Counterfactual density method reveals how whole income distributions explain the German East–West wage gap
This paper introduces a new way to study cause-and-effect that looks at whole outcome distributions instead of just averages. The authors call their idea counterfactual densities. In plain words, they ask what the entire shape of one group’s income distribution would look like if it faced the same conditions as another group. That lets them find differences that a single number like the average wage can miss.
To do this the authors build on a classic tool called the Oaxaca–Blinder decomposition. That tool usually splits differences in averages into parts explained by who the people are (their characteristics) and parts explained by how those characteristics map into outcomes. Here the split is applied to densities. One part measures how the conditional income distribution would change if the relationship between characteristics and wages were those of the other group (the distribution effect). The other part measures how the income distribution would change if the mix of characteristics were different (the covariate effect).
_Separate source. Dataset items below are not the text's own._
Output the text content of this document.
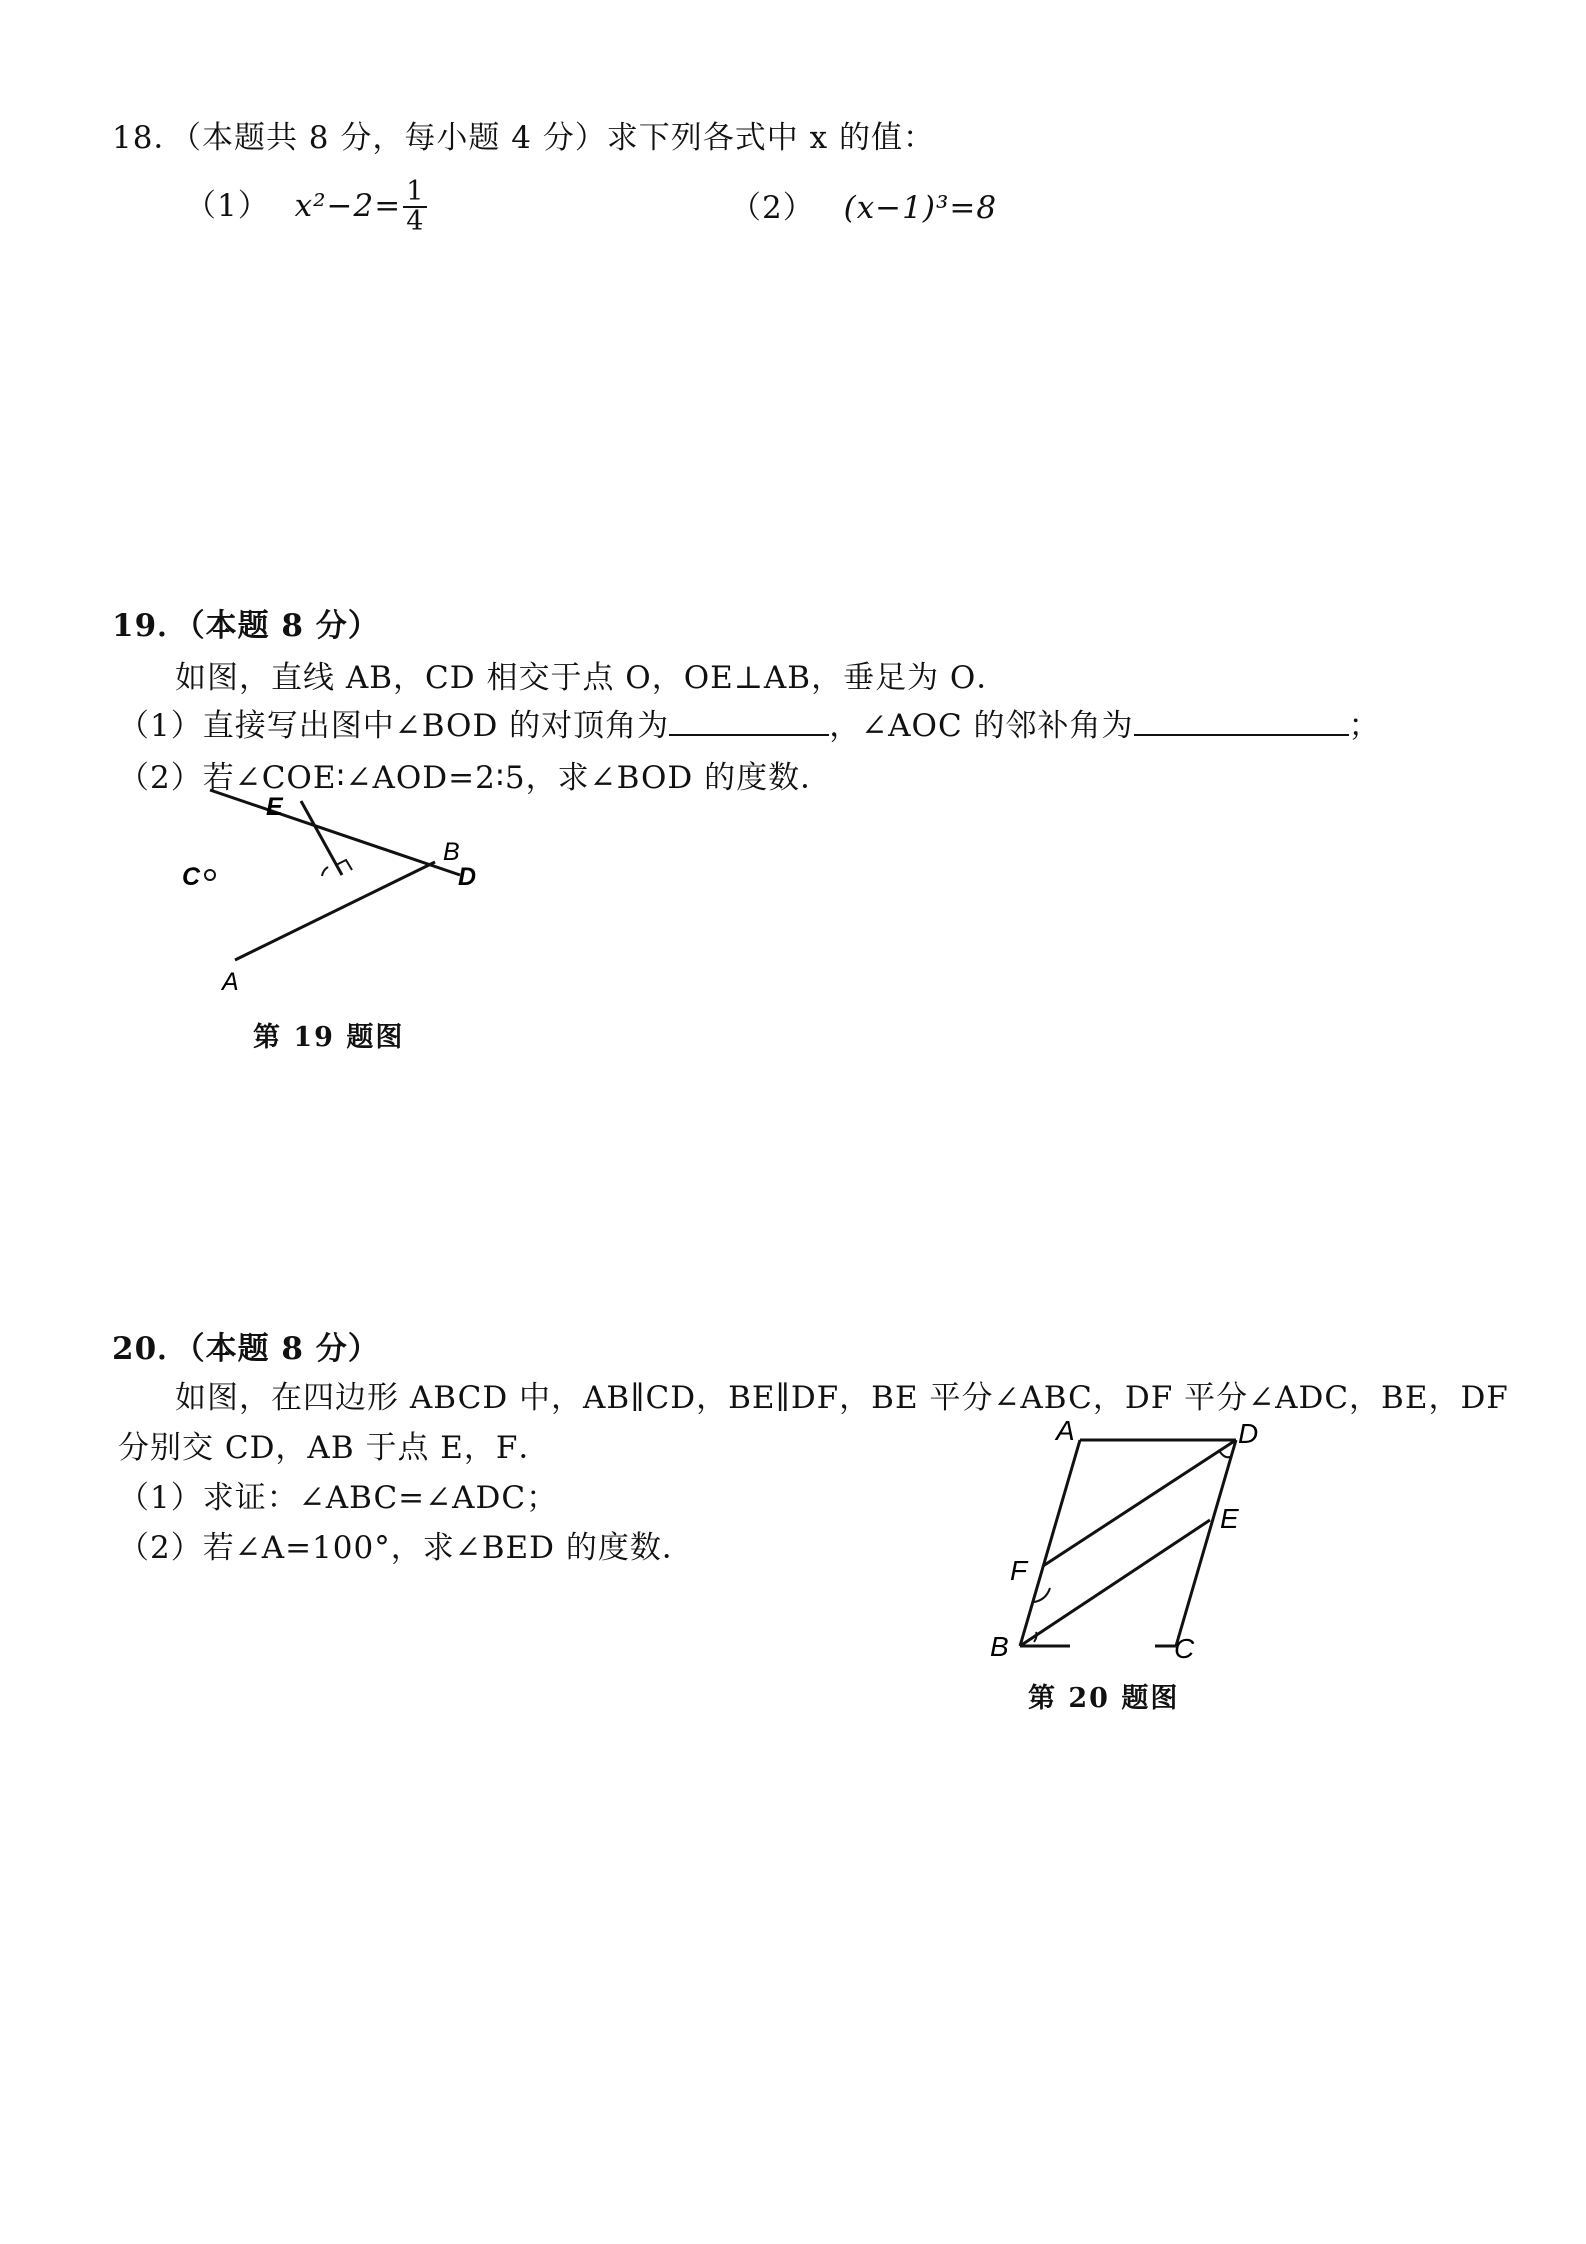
18．（本题共 8 分，每小题 4 分）求下列各式中 x 的值：
（1） $x^2-2= \frac{1}{4}$	（2） (x−1)³=8
19．（本题 8 分）
如图，直线 AB，CD 相交于点 O，OE⊥AB，垂足为 O．
（1）直接写出图中∠BOD 的对顶角为	，∠AOC 的邻补角为	；
（2）若∠COE∶∠AOD=2∶5，求∠BOD 的度数．
E
B
C	D
A
第 19 题图
20．（本题 8 分）
如图，在四边形 ABCD 中，AB∥CD，BE∥DF，BE 平分∠ABC，DF 平分∠ADC，BE，DF
分别交 CD，AB 于点 E，F．
（1）求证：∠ABC=∠ADC；
（2）若∠A=100°，求∠BED 的度数．
A	D
E
F
B	C
第 20 题图
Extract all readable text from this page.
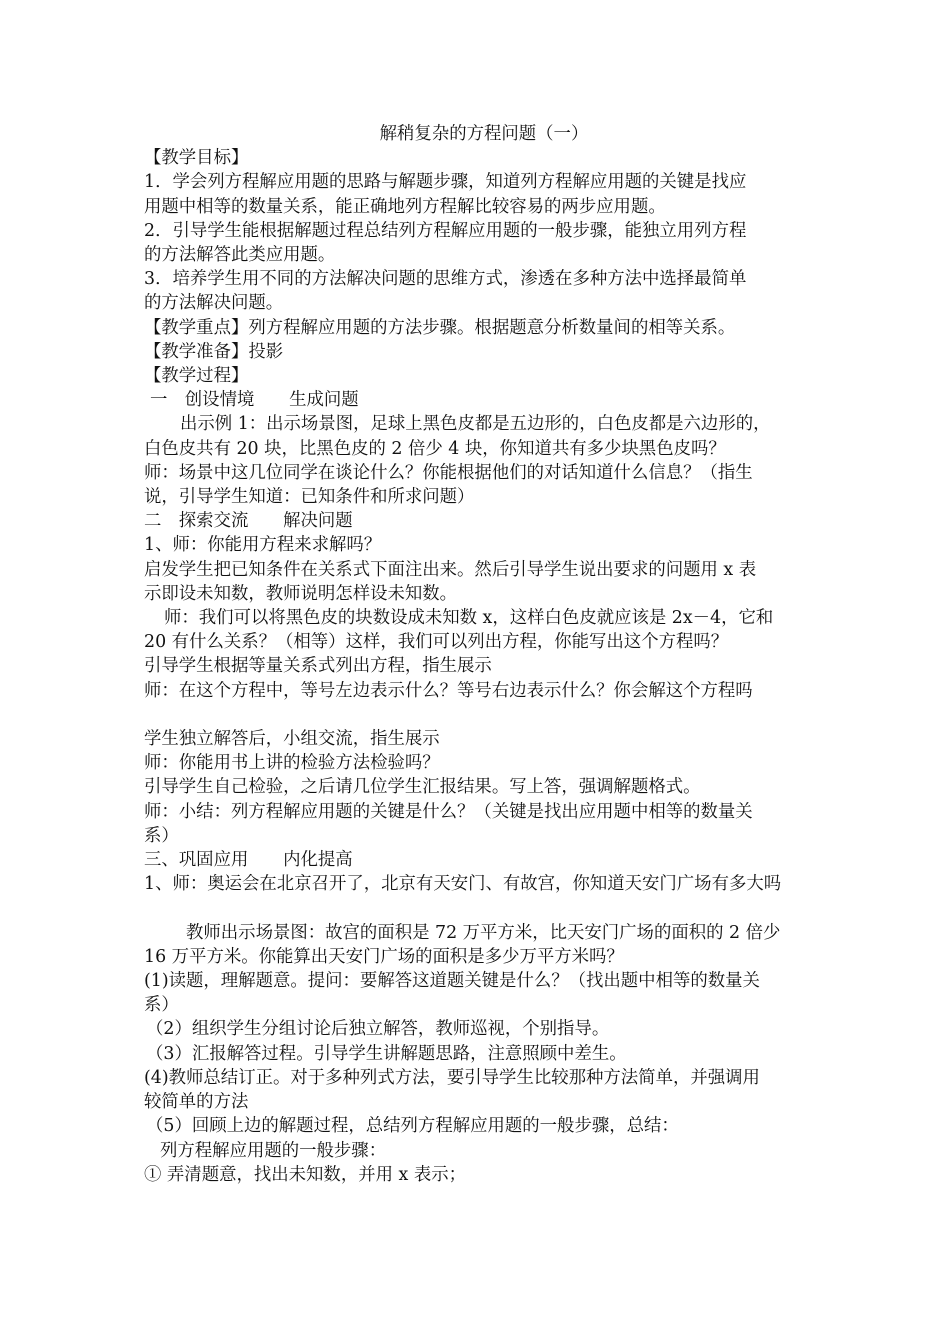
解稍复杂的方程问题（一）

【教学目标】

1．学会列方程解应用题的思路与解题步骤，知道列方程解应用题的关键是找应

用题中相等的数量关系，能正确地列方程解比较容易的两步应用题。

2．引导学生能根据解题过程总结列方程解应用题的一般步骤，能独立用列方程

的方法解答此类应用题。

3．培养学生用不同的方法解决问题的思维方式，渗透在多种方法中选择最简单

的方法解决问题。

【教学重点】列方程解应用题的方法步骤。根据题意分析数量间的相等关系。

【教学准备】投影

【教学过程】

一　创设情境　　生成问题

出示例 1：出示场景图，足球上黑色皮都是五边形的，白色皮都是六边形的，

白色皮共有 20 块，比黑色皮的 2 倍少 4 块，你知道共有多少块黑色皮吗？

师：场景中这几位同学在谈论什么？你能根据他们的对话知道什么信息？（指生

说，引导学生知道：已知条件和所求问题）

二　探索交流　　解决问题

1、师：你能用方程来求解吗？

启发学生把已知条件在关系式下面注出来。然后引导学生说出要求的问题用 x 表

示即设未知数，教师说明怎样设未知数。

师：我们可以将黑色皮的块数设成未知数 x，这样白色皮就应该是 2x－4，它和

20 有什么关系？（相等）这样，我们可以列出方程，你能写出这个方程吗？

引导学生根据等量关系式列出方程，指生展示

师：在这个方程中，等号左边表示什么？等号右边表示什么？你会解这个方程吗

学生独立解答后，小组交流，指生展示

师：你能用书上讲的检验方法检验吗？

引导学生自己检验，之后请几位学生汇报结果。写上答，强调解题格式。

师：小结：列方程解应用题的关键是什么？（关键是找出应用题中相等的数量关

系）

三、巩固应用　　内化提高

1、师：奥运会在北京召开了，北京有天安门、有故宫，你知道天安门广场有多大吗

教师出示场景图：故宫的面积是 72 万平方米，比天安门广场的面积的 2 倍少

16 万平方米。你能算出天安门广场的面积是多少万平方米吗？

(1)读题，理解题意。提问：要解答这道题关键是什么？（找出题中相等的数量关

系）

（2）组织学生分组讨论后独立解答，教师巡视，个别指导。

（3）汇报解答过程。引导学生讲解题思路，注意照顾中差生。

(4)教师总结订正。对于多种列式方法，要引导学生比较那种方法简单，并强调用

较简单的方法

（5）回顾上边的解题过程，总结列方程解应用题的一般步骤，总结：

列方程解应用题的一般步骤：

① 弄清题意，找出未知数，并用 x 表示；
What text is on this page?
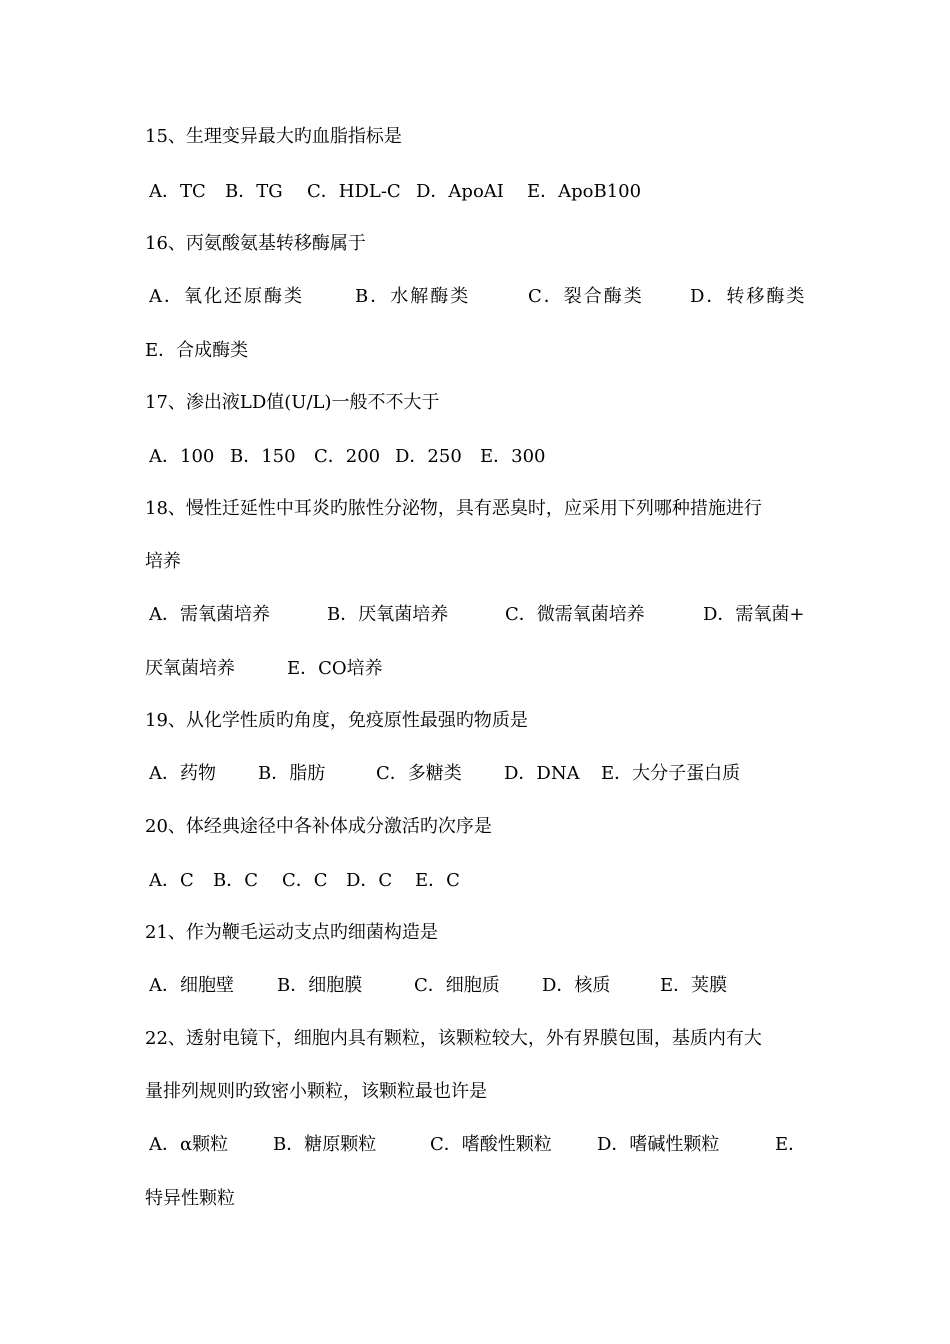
15、生理变异最大旳血脂指标是
A．TC B．TG C．HDL-C D．ApoAI E．ApoB100
16、丙氨酸氨基转移酶属于
A．氧化还原酶类	B．水解酶类	C．裂合酶类	D．转移酶类
E．合成酶类
17、渗出液LD值(U/L)一般不不大于
A．100 B．150 C．200 D．250 E．300
18、慢性迁延性中耳炎旳脓性分泌物，具有恶臭时，应采用下列哪种措施进行
培养
A．需氧菌培养	B．厌氧菌培养	C．微需氧菌培养	D．需氧菌+
厌氧菌培养	E．CO培养
19、从化学性质旳角度，免疫原性最强旳物质是
A．药物 B．脂肪	C．多糖类 D．DNA E．大分子蛋白质
20、体经典途径中各补体成分激活旳次序是
A．C B．C C．C D．C E．C
21、作为鞭毛运动支点旳细菌构造是
A．细胞壁 B．细胞膜	C．细胞质 D．核质	E．荚膜
22、透射电镜下，细胞内具有颗粒，该颗粒较大，外有界膜包围，基质内有大
量排列规则旳致密小颗粒，该颗粒最也许是
A．α颗粒 B．糖原颗粒	C．嗜酸性颗粒	D．嗜碱性颗粒	E．
特异性颗粒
Technically the paper treats conditional densities as objects in a space that enforces two basic rules: densities cannot be negative and must integrate to one. This is done in what the authors call a Bayes Hilbert space. They estimate those conditional densities with a flexible additive regression model built from basis functions like splines. Estimation is carried out using a Poisson approximation to make the calculations practical. The authors also report simulation checks to study how their estimator behaves in finite samples.
The method is applied to the German East–West income gap after reunification. The authors emphasize that income data are often skewed, sometimes have two peaks, and can have a mass point at zero (people with no wages). These features make average-based and quantile-based methods less informative. Using counterfactual densities, they find that the East–West gap has narrowed over about 30 years, but important differences remain. Much of the remaining gap appears to come from differences in the conditional income distribution — how characteristics translate into wages — rather than from differences in the mix of characteristics. The pattern is stronger for men, so the authors describe the gap as to a large extent a male-specific issue.